I ask an American what is considered quintessential Austrian cuisine, and you’re likely to get a furrowed brow. At roughly 32,000 square miles (think South Carolina, but landlocked), the country shares borders and cultural influences with the Czech Republic, Germany, Hungary, Italy, Liechtenstein, and Slovakia. In its heyday, the Austrian Empire was one of the most powerful in Europe, ruled by the Habsburgs for nearly six centuries. The declared war against Serbia marked the beginning of World War I, and by 1918 the dynasty was history. Nazi invasion followed and an eventual restoration of autonomy with the help of the Allied Forces.
Sitting at the epicenter of Europe’s evershifting alliances has tested Austria’s resiliency, but it has also laid the groundwork for culinary inspiration drawn from historical trade routes and centuries-old farming and agriculture industries. I recently visited the land of Wiener schnitzel and pumpkinseed oil in search of Austria’s best bites, and to taste how the country is keeping pace with 21stcentury gastronomy trends, while still maintaining its authentic traditions.
Vienna is Europe’s unsung hero for stunning Gothic, baroque, and modern architecture. It also boasts the Ringstrasse, a three-mile circular road where you can find the Vienna State Opera, the Museum of Fine Arts, and other Insta-worthy landmarks. Commissioned by Emperor Franz Joseph in 1857, it is the symbol of the city’s penchant for the finer things in life and still serves as an anchor for Vienna’s bustling and sophisticated lifestyle.
I begin my edible excursion by checking into the Grand Ferdinand (Schubertring 10-12. Tel: +43-1-91880. www.grandferdinand.com), hotelier Florian Weitzer’s opulent reimagining of several adjacent 1950’s office buildings.
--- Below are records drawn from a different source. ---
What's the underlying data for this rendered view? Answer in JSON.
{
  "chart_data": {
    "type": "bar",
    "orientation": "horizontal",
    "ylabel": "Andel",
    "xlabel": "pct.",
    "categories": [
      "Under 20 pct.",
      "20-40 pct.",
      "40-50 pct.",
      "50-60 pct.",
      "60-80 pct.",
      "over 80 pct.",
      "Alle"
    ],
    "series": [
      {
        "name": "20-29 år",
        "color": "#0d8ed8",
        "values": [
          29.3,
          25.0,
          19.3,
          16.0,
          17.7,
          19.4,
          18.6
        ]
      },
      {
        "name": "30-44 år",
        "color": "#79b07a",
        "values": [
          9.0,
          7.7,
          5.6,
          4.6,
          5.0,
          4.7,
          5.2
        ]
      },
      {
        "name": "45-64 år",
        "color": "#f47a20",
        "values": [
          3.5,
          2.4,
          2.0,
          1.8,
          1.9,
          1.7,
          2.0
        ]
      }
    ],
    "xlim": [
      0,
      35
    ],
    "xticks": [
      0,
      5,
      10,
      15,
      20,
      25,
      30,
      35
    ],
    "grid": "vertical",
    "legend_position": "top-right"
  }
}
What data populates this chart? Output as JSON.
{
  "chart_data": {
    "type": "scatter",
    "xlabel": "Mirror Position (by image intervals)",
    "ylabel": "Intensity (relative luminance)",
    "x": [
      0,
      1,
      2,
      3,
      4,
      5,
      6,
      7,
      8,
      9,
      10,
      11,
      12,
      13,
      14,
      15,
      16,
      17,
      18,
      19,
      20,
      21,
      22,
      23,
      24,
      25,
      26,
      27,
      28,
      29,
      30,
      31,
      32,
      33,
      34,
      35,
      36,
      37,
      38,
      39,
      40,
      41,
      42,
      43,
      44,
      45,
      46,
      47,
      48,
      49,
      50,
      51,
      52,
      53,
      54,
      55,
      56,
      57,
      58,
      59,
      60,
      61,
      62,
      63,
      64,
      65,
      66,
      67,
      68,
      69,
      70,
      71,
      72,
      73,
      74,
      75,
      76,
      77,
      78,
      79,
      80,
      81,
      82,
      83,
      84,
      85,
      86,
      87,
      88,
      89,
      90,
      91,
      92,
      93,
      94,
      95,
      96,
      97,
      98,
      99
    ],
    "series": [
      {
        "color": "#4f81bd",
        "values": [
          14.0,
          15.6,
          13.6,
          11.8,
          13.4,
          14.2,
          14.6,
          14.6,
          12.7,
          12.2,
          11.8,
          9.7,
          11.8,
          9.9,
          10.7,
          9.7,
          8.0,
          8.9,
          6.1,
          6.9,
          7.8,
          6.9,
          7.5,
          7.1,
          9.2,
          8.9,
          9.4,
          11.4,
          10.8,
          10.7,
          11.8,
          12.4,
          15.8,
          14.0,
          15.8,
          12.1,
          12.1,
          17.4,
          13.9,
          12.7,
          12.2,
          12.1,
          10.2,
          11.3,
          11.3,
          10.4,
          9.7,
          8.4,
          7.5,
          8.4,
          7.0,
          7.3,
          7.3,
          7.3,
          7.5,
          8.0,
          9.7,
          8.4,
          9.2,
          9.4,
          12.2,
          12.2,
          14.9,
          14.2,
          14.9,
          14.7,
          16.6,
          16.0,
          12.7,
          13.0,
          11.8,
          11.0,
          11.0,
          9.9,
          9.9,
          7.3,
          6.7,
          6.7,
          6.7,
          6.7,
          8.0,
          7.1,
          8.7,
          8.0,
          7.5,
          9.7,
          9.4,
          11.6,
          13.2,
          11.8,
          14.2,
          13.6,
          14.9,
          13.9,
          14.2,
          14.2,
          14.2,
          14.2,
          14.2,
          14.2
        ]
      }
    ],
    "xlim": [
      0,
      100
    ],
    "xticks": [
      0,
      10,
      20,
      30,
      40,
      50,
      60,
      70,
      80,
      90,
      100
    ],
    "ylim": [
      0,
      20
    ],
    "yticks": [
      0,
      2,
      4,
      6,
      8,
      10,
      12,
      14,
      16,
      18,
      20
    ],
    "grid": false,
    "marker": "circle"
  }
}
Its showcase restaurant, Meissl & Schadn (www.meisslundschadn.at), pays homage to the legendary namesake hotel and restaurant that opened in Vienna in 1896 but didn’t survive the city’s World War II bombing. History is reborn with classic recipes served in a dramatic setting featuring wicker chairs, tiled pillars, low-hanging chandeliers, and crisp white linens.
But it’s the sound of veal cutlets pounded into plate-size portions in the salon kitchen that gives Meissl & Schaden its signature Viennese flair. Dipped in free-range eggs then coated in breadcrumbs, the Wiener schnitzel sizzles away (in your choice of clarified butter, lard, or neutral vegetable oil) until crispy. Finished with a hearty squeeze of lemon, it embodies the essence of classic Austrian cuisine.